Préf. D. Poirot. Beauchesne, coll. « Théologie historique », 1998, 314 p., 246 F.

L'expérimentation humaine de la gloire de Dieu intègre tout l'univers sensible : voilà ce que souligne une lecture minutieuse des oeuvres de saint Jean de la Croix. Pierre Gouraud en apporte la preuve par une analyse très fine des deux principales oeuvres du grand mystique espagnol : le Cantique spirituel et la Vive flamme d'amour.

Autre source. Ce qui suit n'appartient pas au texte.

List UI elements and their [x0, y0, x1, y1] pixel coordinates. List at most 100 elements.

La première oeuvre se présente comme le chant de la nature glorifiée dans ses trois éléments : la tene, l'eau et l'air ; la seconde comme la transmutation de ces éléments naturels dans le feu de l'Esprit. Ce travail resitue, avec rigueur mais sans fausse complication, cette mystique dans son cadre théologique, rappelant les attendus de la gloire dans la tradition biblique, dans celle des Pères, et finalement dans la théologie spirituelle. Une table analytique permet de retrouver le vocabulaire dans les textes primitifs. L'intérêt spirituel de ce travail théologique est de rappeler la densité corporelle de l'unification de l'âme enflammée par l'amour de Dieu. La terre, l'eau et le feu symbolisent, dans la poésie sanjuanique, l'univers dans sa corporéité. C'est cet univers qui est unifié au fur et à mesure que l'âme, se laissant aspirer par l'Esprit, en arrive à partager la gloire de Dieu.
Dans le désir de trop prouver, l'auteur laisse peut-être dans l'ombre l'étape purgative de ce chemin glorieux. Certes, dans une logique teintée de néoplatonisme, il est tentant de retrouver dans les écrits de Jean de la Croix la transmutation des éléments primordiaux, mais il conviendrait plutôt d'y découvrir une logique de conversion, qui induit un ordre dans les éléments : d'abord l'eau, symbole de purification, puis le feu, symbole de la vie dans l'Esprit, la terre symbole de kénose à laquelle conduit l'Esprit, avant de nous introduire à l'air, symbole des deux, qui donne sens à ce chemin d'unification.